Yeoreum Jeong explores the relationship between place and memory through near-obsessive research and investigation, the collected data from which she reconstructs into videos. One of Jeong’s artistic methodologies is technological tools such as GPS, CCTV, and satellite imagery, which are mediums that preserve and present the past and present of a place. In The Long Hole (2021), a detective embarks on an exploration of a place indicated on an unexpected postcard, which leads her to the abandoned U.S. military base, “Camp Long.” While tracking and compiling data on the abandoned structure in her investigation, the detective discovers “Camp Long ATM,” an elusive existence that is completely traceless in reality yet adamantly present in maps from different times. On the other hand, unlike Jeong’s earlier works that focused on “seeing” through collecting and combining images produced by various visual technologies, The Silent Bearers (2023) illuminates the past and present of a place through the medium of photography, including photos taken by Jeong herself. Unraveling from the perspective of a participant in Vietnam’s “DMZ Dark Tour,” this piece presents key locations from the Vietnam War through tourist photographs and the narratives provided by the war veteran tour guide, “Minh.” Confronted with battlefields-turned-tourist attractions, the narrator reflects on the materiality of steel—a resilient yet unpredictably malleable substance. 


The works of these artists revisit familiar landscapes, extract them from their conventional contexts, and re-present them by reexamining, contorting, and slowing them down. In other words, they are grounded in close observations of the reality surrounding us and questions that may arise from those observations. Introducing artists whose practices depart from inquiries into reality, this exhibition, if only momentarily, unfurls an “alternative reality” teeming with possibilities along with our lived reality.


 

Youngmi Kim (b. 1990) graduated from Seoul Women's University with a bachelor's degree in Fine Art and Seoul National University with a master's degree in Sculpture. She has held her solo exhibitions such as Don't lose your elegance when pulling out the axe (M30, seoul, 2022) and Pre-loading (PS333, Seoul, 2021). Also she has participated in group shows including those held at  windmill (2022, Seoul), Seoul Museum of Art (2016, Seoul) and Culture Station Seoul 284 (2014, Seoul).

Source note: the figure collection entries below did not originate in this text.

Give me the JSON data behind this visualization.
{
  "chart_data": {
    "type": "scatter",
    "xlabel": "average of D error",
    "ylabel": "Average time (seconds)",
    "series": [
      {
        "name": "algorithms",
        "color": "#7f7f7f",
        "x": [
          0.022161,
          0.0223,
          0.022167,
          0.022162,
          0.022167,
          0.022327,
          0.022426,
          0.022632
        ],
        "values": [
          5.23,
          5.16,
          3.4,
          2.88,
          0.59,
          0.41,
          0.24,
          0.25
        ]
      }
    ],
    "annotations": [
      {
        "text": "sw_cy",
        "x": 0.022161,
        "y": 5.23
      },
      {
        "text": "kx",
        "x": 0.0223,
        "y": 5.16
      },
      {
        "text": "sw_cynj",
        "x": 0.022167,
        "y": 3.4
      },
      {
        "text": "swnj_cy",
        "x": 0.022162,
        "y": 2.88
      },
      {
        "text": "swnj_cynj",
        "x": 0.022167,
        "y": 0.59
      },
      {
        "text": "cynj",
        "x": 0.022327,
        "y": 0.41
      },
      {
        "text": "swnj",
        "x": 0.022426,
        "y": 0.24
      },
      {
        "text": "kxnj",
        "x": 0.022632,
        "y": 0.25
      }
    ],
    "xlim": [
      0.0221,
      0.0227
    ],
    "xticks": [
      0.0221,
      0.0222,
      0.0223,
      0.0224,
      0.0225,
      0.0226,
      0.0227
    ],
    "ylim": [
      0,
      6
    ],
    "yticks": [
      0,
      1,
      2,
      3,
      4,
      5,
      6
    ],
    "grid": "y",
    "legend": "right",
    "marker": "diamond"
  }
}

Jieun Park (b. 1990) graduated from Hongik university’s Department of Oriental Painting. She has held Still CUT: Spark (Doosil Gallery, Seoul, 2023) and A very tiny Braid (Palais de Seoul, Seoul, 2014) as her solo exhibitions. Her works have been featured in group exhibitions held at Ilmin Museum of Art (2022, Seoul), Loop station (2022, Seoul), pie (2021, Seoul) and Sansumunhwa (2020, Seoul).


Yehwan Song (b. 1995) has held From here to there from there to here (distant.gallery, Online/Seoul, 2022) as her solo exhibitions. Also she has held group exhibitions at various venues including Scène Seoul (Seoul, 2023), Hek (Basel, 2023), Helsinki Biennale (Helsinki, 2023), X Museum (Beijing, 2023), Istanbul biennale (Istanbul, 2022), CCU (Utrecht, 2022), UCCA (Shanghai, 2022) and Arko Art Center (Seoul, 2022).

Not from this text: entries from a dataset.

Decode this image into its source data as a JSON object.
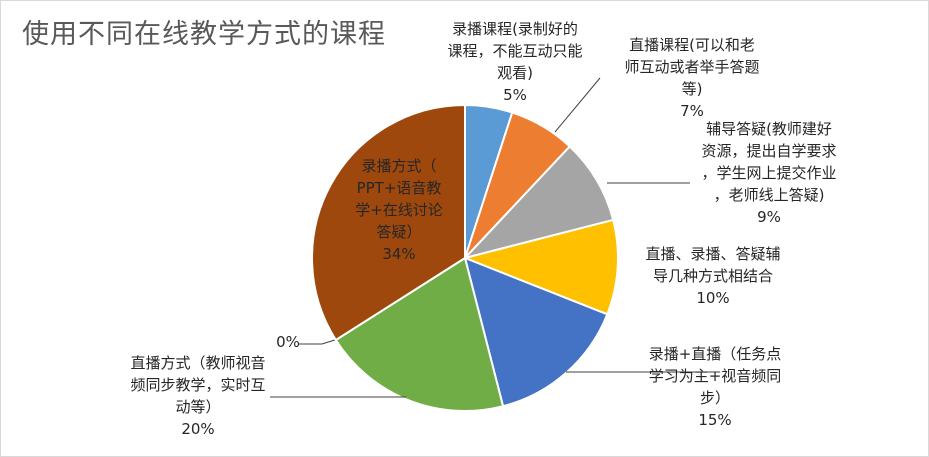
{
  "chart_data": {
    "type": "pie",
    "title": "使用不同在线教学方式的课程",
    "slices": [
      {
        "label": "录播课程(录制好的课程，不能互动只能观看)",
        "lines": [
          "录播课程(录制好的",
          "课程，不能互动只能",
          "观看)"
        ],
        "value": 5,
        "value_label": "5%",
        "color": "#5B9BD5"
      },
      {
        "label": "直播课程(可以和老师互动或者举手答题等)",
        "lines": [
          "直播课程(可以和老",
          "师互动或者举手答题",
          "等)"
        ],
        "value": 7,
        "value_label": "7%",
        "color": "#ED7D31"
      },
      {
        "label": "辅导答疑(教师建好资源，提出自学要求，学生网上提交作业，老师线上答疑)",
        "lines": [
          "辅导答疑(教师建好",
          "资源，提出自学要求",
          "，学生网上提交作业",
          "，老师线上答疑)"
        ],
        "value": 9,
        "value_label": "9%",
        "color": "#A5A5A5"
      },
      {
        "label": "直播、录播、答疑辅导几种方式相结合",
        "lines": [
          "直播、录播、答疑辅",
          "导几种方式相结合"
        ],
        "value": 10,
        "value_label": "10%",
        "color": "#FFC000"
      },
      {
        "label": "录播+直播（任务点学习为主+视音频同步）",
        "lines": [
          "录播+直播（任务点",
          "学习为主+视音频同",
          "步）"
        ],
        "value": 15,
        "value_label": "15%",
        "color": "#4472C4"
      },
      {
        "label": "直播方式（教师视音频同步教学，实时互动等）",
        "lines": [
          "直播方式（教师视音",
          "频同步教学，实时互",
          "动等）"
        ],
        "value": 20,
        "value_label": "20%",
        "color": "#70AD47"
      },
      {
        "label": "",
        "lines": [],
        "value": 0,
        "value_label": "0%",
        "color": "#264478"
      },
      {
        "label": "录播方式（PPT+语音教学+在线讨论答疑）",
        "lines": [
          "录播方式（",
          "PPT+语音教",
          "学+在线讨论",
          "答疑）"
        ],
        "value": 34,
        "value_label": "34%",
        "color": "#9E480E"
      }
    ],
    "legend": "none"
  }
}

Lim Jeong Soo (b. 1988) earned her M.F.A. in Sculpture from Korea National University of Art and currently pursuing her Follow-up Master of Arts degree in Fine Art, Sculpture from Prague Academy of Art, Architecture and Design. She has held her solo exhibitions Station and Station (2/W + Weekend, Seoul, 2019) and Wall, Ground, Atmosphere (Kim Chong Young Museum, Seoul, 2017) and participated in group shows including jungganjijeom 1 (2023, Seoul), Process ITW (2023, Seoul), HALA 17 (2022, Prague) and Hite Collection (2022, Seoul).

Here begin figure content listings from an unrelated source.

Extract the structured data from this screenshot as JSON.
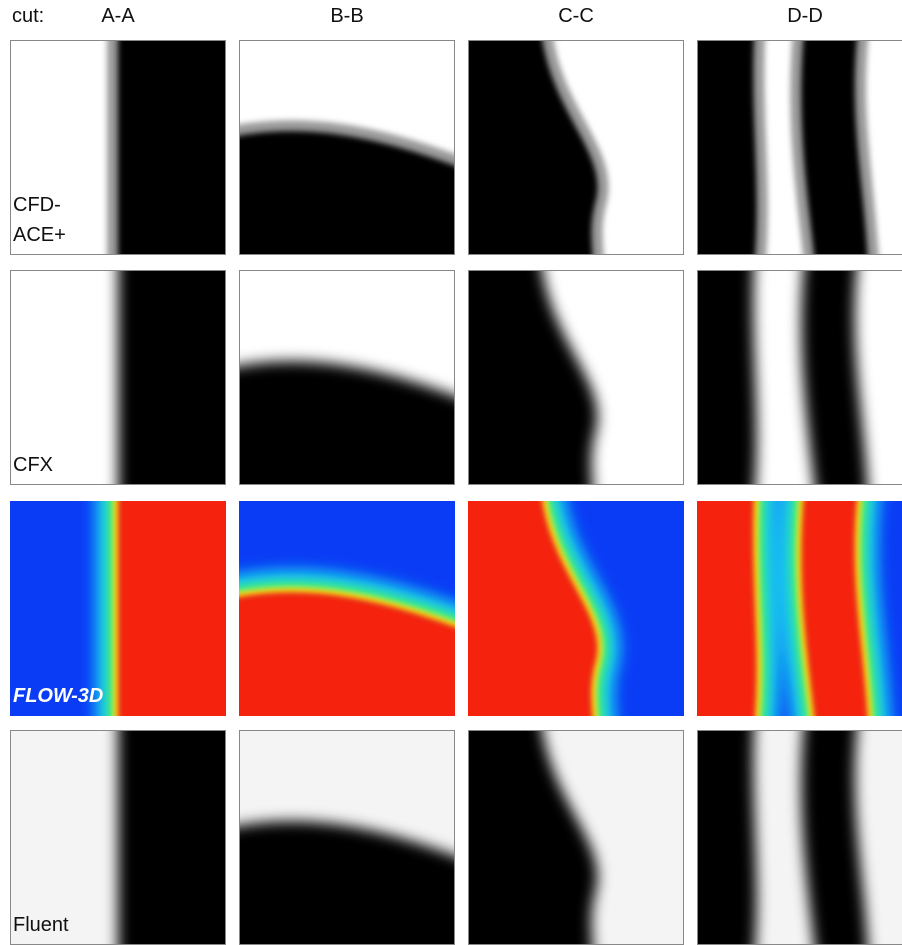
{
  "header": {
    "cut_label": "cut:",
    "columns": [
      "A-A",
      "B-B",
      "C-C",
      "D-D"
    ]
  },
  "rows": [
    {
      "label_lines": [
        "CFD-",
        "ACE+"
      ]
    },
    {
      "label_lines": [
        "CFX"
      ]
    },
    {
      "label_lines": [
        "FLOW-3D"
      ]
    },
    {
      "label_lines": [
        "Fluent"
      ]
    }
  ]
}
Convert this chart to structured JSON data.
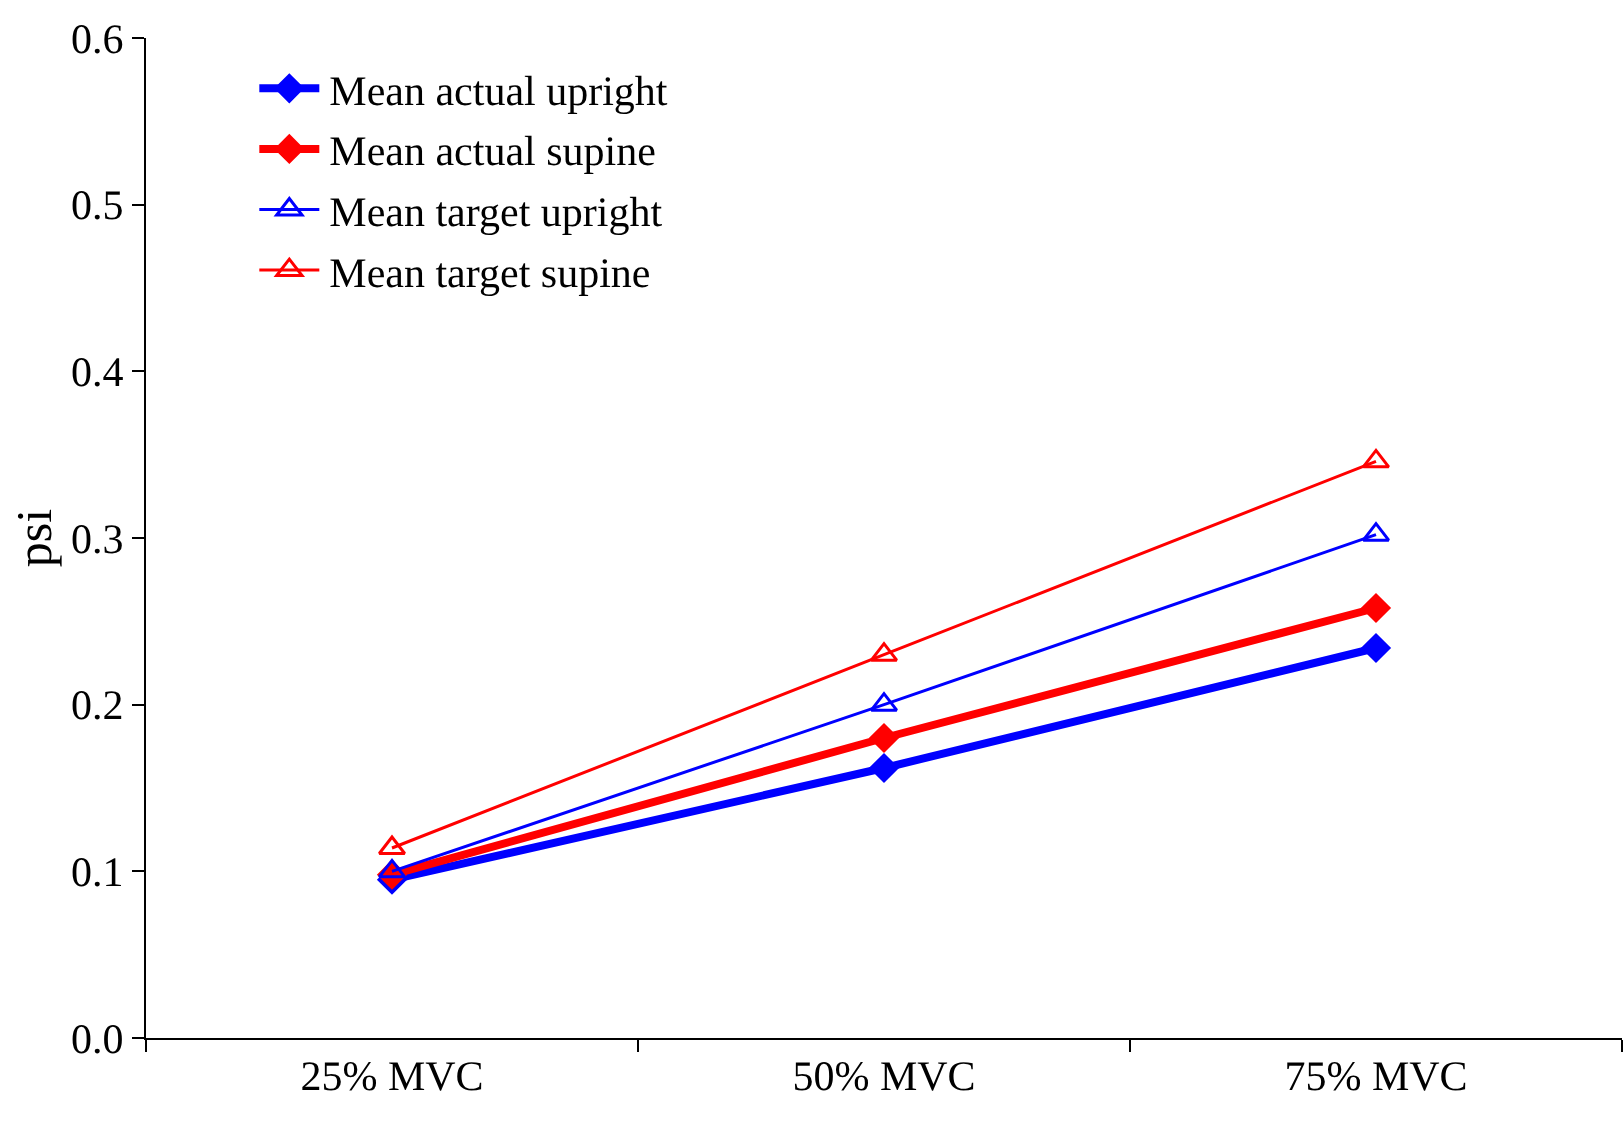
{
  "chart_data": {
    "type": "line",
    "ylabel": "psi",
    "categories": [
      "25% MVC",
      "50% MVC",
      "75% MVC"
    ],
    "ylim": [
      0,
      0.6
    ],
    "yticks": [
      {
        "value": 0,
        "label": "0.0"
      },
      {
        "value": 0.1,
        "label": "0.1"
      },
      {
        "value": 0.2,
        "label": "0.2"
      },
      {
        "value": 0.3,
        "label": "0.3"
      },
      {
        "value": 0.4,
        "label": "0.4"
      },
      {
        "value": 0.5,
        "label": "0.5"
      },
      {
        "value": 0.6,
        "label": "0.6"
      }
    ],
    "legend": "top left",
    "series": [
      {
        "name": "Mean actual upright",
        "color": "#0000ff",
        "marker": "diamond",
        "values": [
          0.095,
          0.162,
          0.234
        ]
      },
      {
        "name": "Mean actual supine",
        "color": "#ff0000",
        "marker": "diamond",
        "values": [
          0.098,
          0.18,
          0.258
        ]
      },
      {
        "name": "Mean target upright",
        "color": "#0000ff",
        "marker": "triangle",
        "values": [
          0.1,
          0.2,
          0.302
        ]
      },
      {
        "name": "Mean target supine",
        "color": "#ff0000",
        "marker": "triangle",
        "values": [
          0.114,
          0.23,
          0.346
        ]
      }
    ]
  }
}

Yeoreum Jeong (b. 1994) graduated from Kaywon University of Art & Design with a degree in Intermedia Art. She has held her solo exhibitions such as Centuries in the Distant Mist (SeMA Bunker, Seoul, 2023) and HAPPY TIME IS GOOD (Hapjungjigu, Seoul, 2021). She also has participated in group exhibitions including Hite Collection (2023, Seoul), Manzi Art Space (2022, Hanoi), Hall 1(2022, Seoul), Space Heem (2022, Busan) and OCAT Shanghai (2021, Shanghai).